Sweet, sweet hypocrisy
Andrew Sullivan is pissed that Howie Kurtz wrote about his conspiracy theorizing with regard to Sarah Palin’s youngest child. Sullivan sent McCain spokesman Michael Goldfarb a pair of emails asking him to confirm whether or not Trig is Gov. Palin’s daughter; Goldfarb (full disclosure: a friend and former coworker) sent them to Kurtz; Sullivan is calling foul, saying they were “private” emails.
I’m actually really surprised that Andrew has the balls to raise the issue of violating someone’s privacy, since he wrote a series of posts on Sarah Palin’s hacked personal email account–a series of posts that not once, as far as I have seen, condemned this clear-cut invasion of privacy.

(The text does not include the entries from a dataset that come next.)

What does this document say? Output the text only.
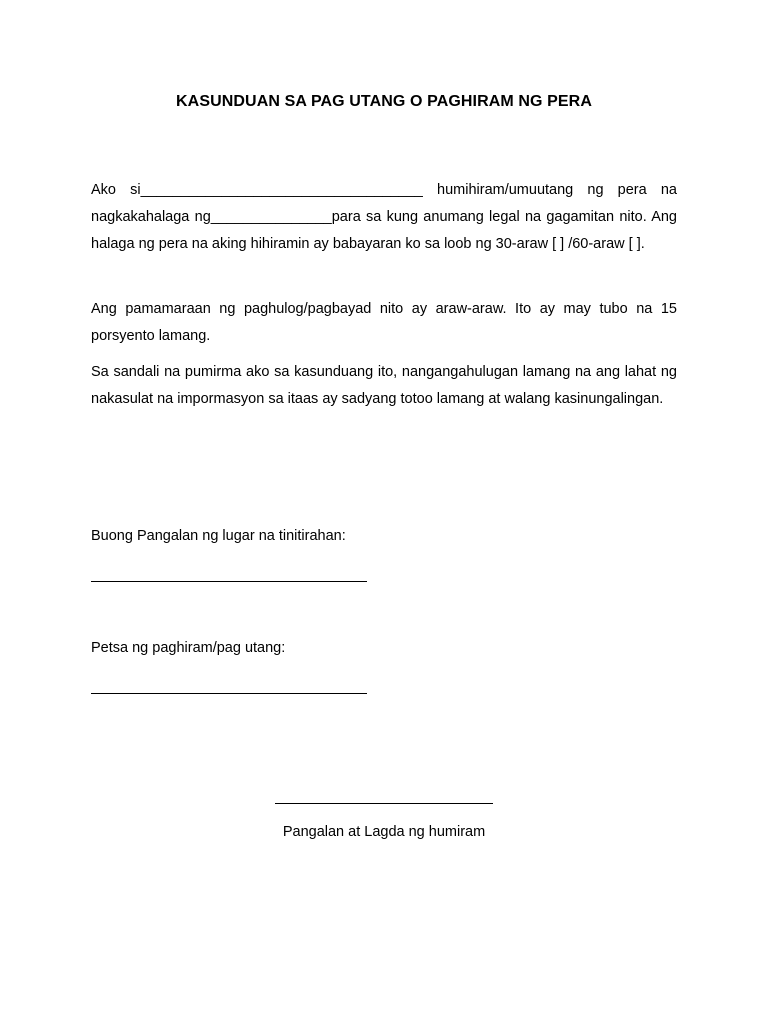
KASUNDUAN SA PAG UTANG O PAGHIRAM NG PERA

Ako si___________________________________ humihiram/umuutang ng pera na nagkakahalaga ng_______________para sa kung anumang legal na gagamitan nito. Ang halaga ng pera na aking hihiramin ay babayaran ko sa loob ng 30-araw [ ] /60-araw [ ].

Ang pamamaraan ng paghulog/pagbayad nito ay araw-araw. Ito ay may tubo na 15 porsyento lamang.

Sa sandali na pumirma ako sa kasunduang ito, nangangahulugan lamang na ang lahat ng nakasulat na impormasyon sa itaas ay sadyang totoo lamang at walang kasinungalingan.

Buong Pangalan ng lugar na tinitirahan:
Petsa ng paghiram/pag utang:
Pangalan at Lagda ng humiram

I don’t even understand how Sullivan can claim that these were private, personal emails: he was writing in his official capacity as a magazine reporter. If Goldfarb had replied “Nope, not her baby” would Andrew have treated the response as a private email? These were on the record discussions, and when you’re on the record the journalist is just as responsible for what he writes/says as the subject is. A journalist’s questions aren’t guaranteed anonymity, even though they usually don’t receive much scrutiny.

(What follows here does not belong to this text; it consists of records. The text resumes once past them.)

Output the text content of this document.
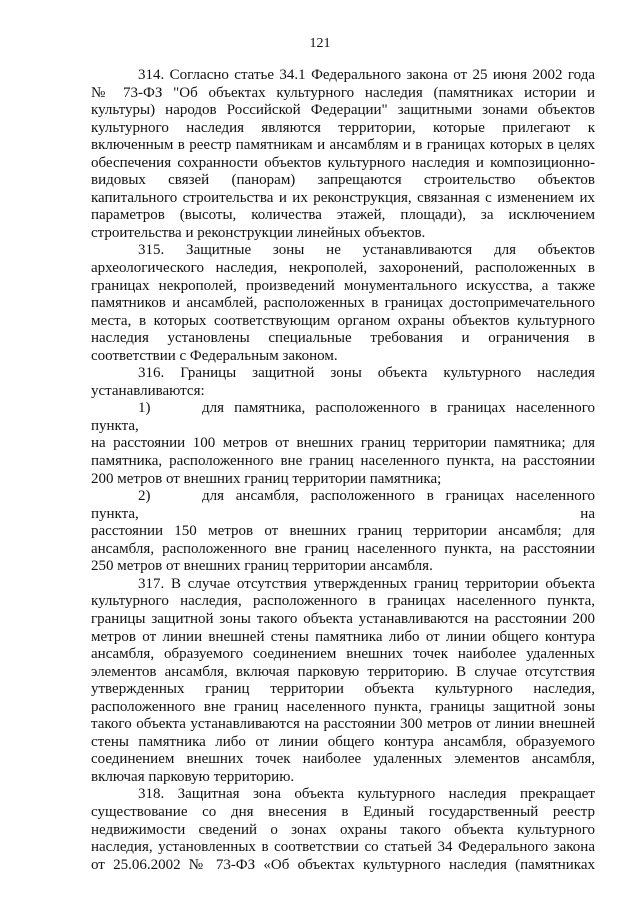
121

314. Согласно статье 34.1 Федерального закона от 25 июня 2002 года

№ 73-ФЗ "Об объектах культурного наследия (памятниках истории и

культуры) народов Российской Федерации" защитными зонами объектов

культурного наследия являются территории, которые прилегают к

включенным в реестр памятникам и ансамблям и в границах которых в целях

обеспечения сохранности объектов культурного наследия и композиционно-

видовых связей (панорам) запрещаются строительство объектов

капитального строительства и их реконструкция, связанная с изменением их

параметров (высоты, количества этажей, площади), за исключением

строительства и реконструкции линейных объектов.

315. Защитные зоны не устанавливаются для объектов

археологического наследия, некрополей, захоронений, расположенных в

границах некрополей, произведений монументального искусства, а также

памятников и ансамблей, расположенных в границах достопримечательного

места, в которых соответствующим органом охраны объектов культурного

наследия установлены специальные требования и ограничения в

соответствии с Федеральным законом.

316. Границы защитной зоны объекта культурного наследия

устанавливаются:

1)	для памятника, расположенного в границах населенного пункта,

на расстоянии 100 метров от внешних границ территории памятника; для

памятника, расположенного вне границ населенного пункта, на расстоянии

200 метров от внешних границ территории памятника;

2)	для ансамбля, расположенного в границах населенного пункта, на

расстоянии 150 метров от внешних границ территории ансамбля; для

ансамбля, расположенного вне границ населенного пункта, на расстоянии

250 метров от внешних границ территории ансамбля.

317. В случае отсутствия утвержденных границ территории объекта

культурного наследия, расположенного в границах населенного пункта,

границы защитной зоны такого объекта устанавливаются на расстоянии 200

метров от линии внешней стены памятника либо от линии общего контура

ансамбля, образуемого соединением внешних точек наиболее удаленных

элементов ансамбля, включая парковую территорию. В случае отсутствия

утвержденных границ территории объекта культурного наследия,

расположенного вне границ населенного пункта, границы защитной зоны

такого объекта устанавливаются на расстоянии 300 метров от линии внешней

стены памятника либо от линии общего контура ансамбля, образуемого

соединением внешних точек наиболее удаленных элементов ансамбля,

включая парковую территорию.

318. Защитная зона объекта культурного наследия прекращает

существование со дня внесения в Единый государственный реестр

недвижимости сведений о зонах охраны такого объекта культурного

наследия, установленных в соответствии со статьей 34 Федерального закона

от 25.06.2002 № 73-ФЗ «Об объектах культурного наследия (памятниках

Andrew has good reason to be embarrassed: he’s digging in the fever swamps for anything he can find to make Sarah Palin look bad, sharing company with the same category of people who demanded to see Barack Obama’s birth certificate to prove he wasn’t born outside of the country. What Andrew is doing–and what he did in the days after Palin’s announcement–isn’t responsible journalism. Good on Kurtz for calling him out.